Per la cassazione della sentenza il D.C. ha proposto ricorso, affidato a due motivi.

Aci Global S.p.A. ha resistito con controricorso.

La causa, su conforme proposta del relatore, è stata fissata per la trattazione camerale dinanzi alla sesta sezione civile della Suprema Corte.

La controricorrente ha depositato memoria.

Il primo motivo (“violazione e falsa applicazione della L. n. 192 del 1998, artt. 1, 6, 9, e dell’art. 116 c.p.c.”), investe la qualificazione del rapporto data dai giudici di merito. Si sostiene che, ai fini della stessa qualificazione, occorreva considerare che l’attuale ricorrente aveva sostenuto i costi per munirsi di automezzi per prestare il servizio di soccorso. Egli, inoltre, era stato costretto a predispone locali adeguati. Non si era poi tenuto conto di specifiche previsioni contrattuali, in particolare di quelle che imponevano le regole per la prestazione del servizio, che deponevano univocamente nel senso della subfornitura.

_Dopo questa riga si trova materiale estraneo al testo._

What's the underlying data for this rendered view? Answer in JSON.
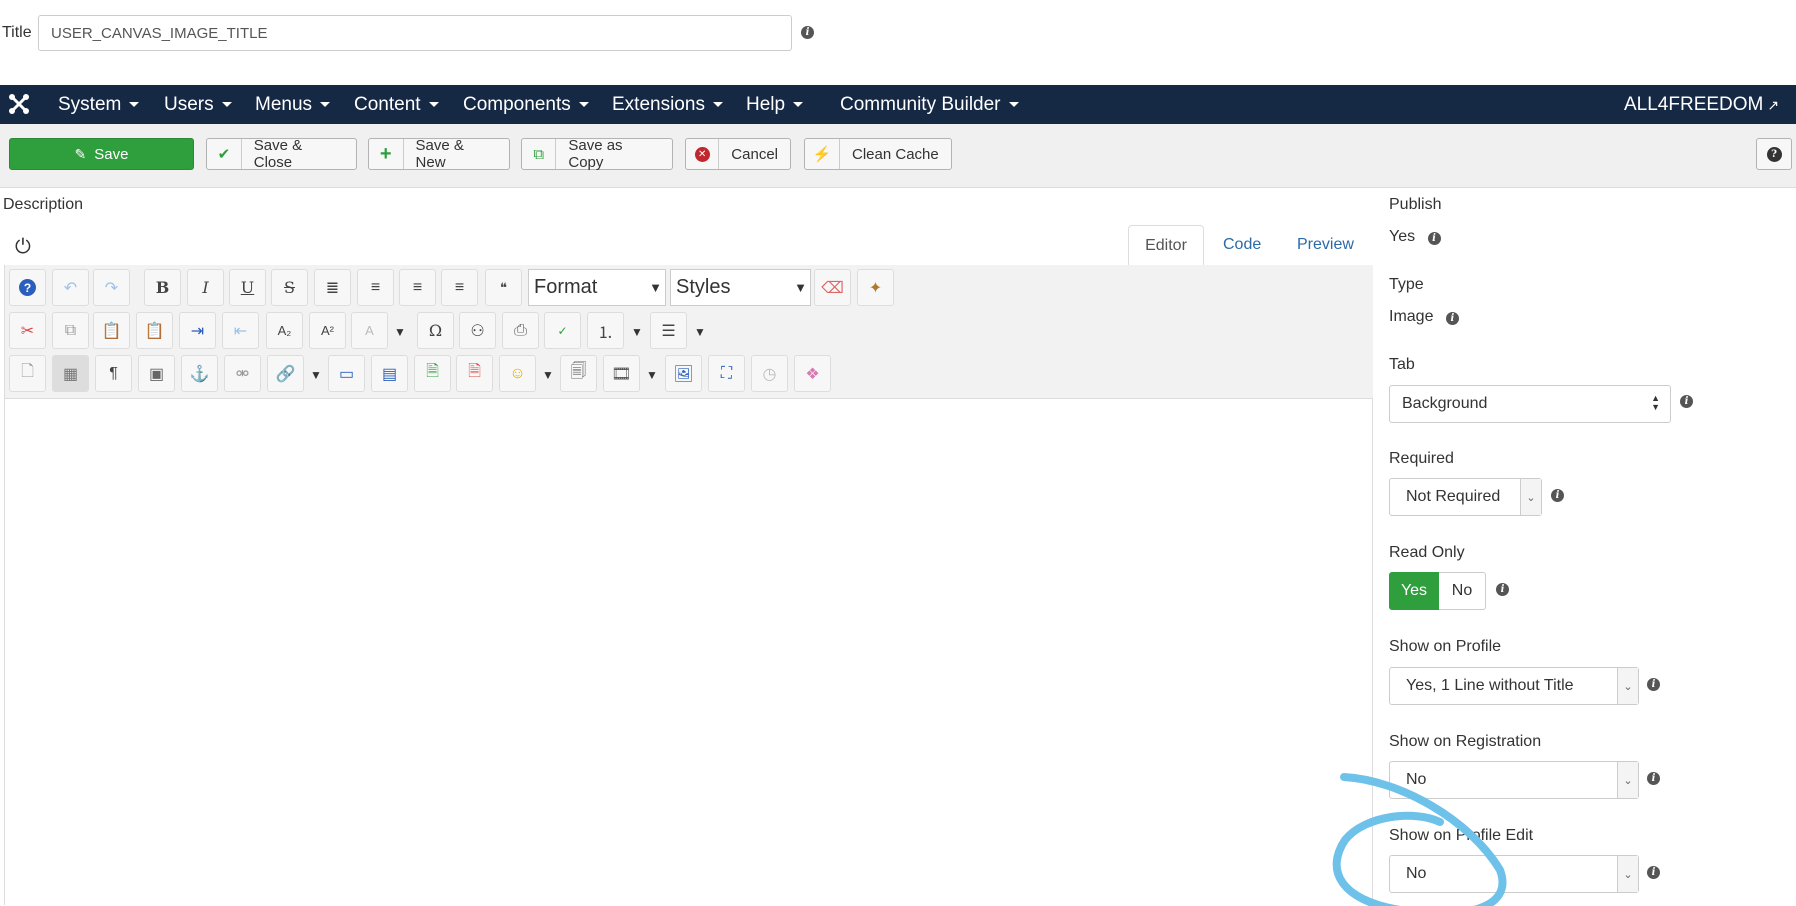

Il motivo è inammissibile. Risulta con chiarezza dalla sintesi della censura che, sotto la veste della violazione di legge, si deduce piuttosto che, nella qualificazione del rapporto, si doveva tenere conto di circostanze di fatto non considerate dalla sentenza impugnata. La censura andava quindi proposta diversamente. Essa si doveva dirigere in via specifica contro l’interpretazione del contratto data dal giudice di merito, che non avrebbe tenuto conto di circostanze rilevanti a tal fine. Si deve ancora avvertire che non occorre, nel caso in esame, interrogarsi sulla possibilità della diversa qualificazione della censura ai sensi dell’art. 360 c.p.c., comma 1, n. 5, essendo applicabile nella specie l’art. 348-ter c.p.c., u.c., in presenza di c.d. doppia conforme.

Con il secondo motivo (violazione e falsa applicazione degli artt. 116 e 232 c.p.c.), si rimprovera alla corte di merito di non avere considerato le risultanze istruttorie, le quali deponevano univocamente nel senso della revoca del recesso, non potendosi annettere alcuna rilevanza alla forma utilizzata per la revoca. Si rimprovera ancora alla corte di merito di non avere considerato la mancata risposta del legale rappresentante di controparte all’interrogatorio formale. Si censura inoltre la valutazione del significato attribuito nella decisione alle richieste postume di intervento.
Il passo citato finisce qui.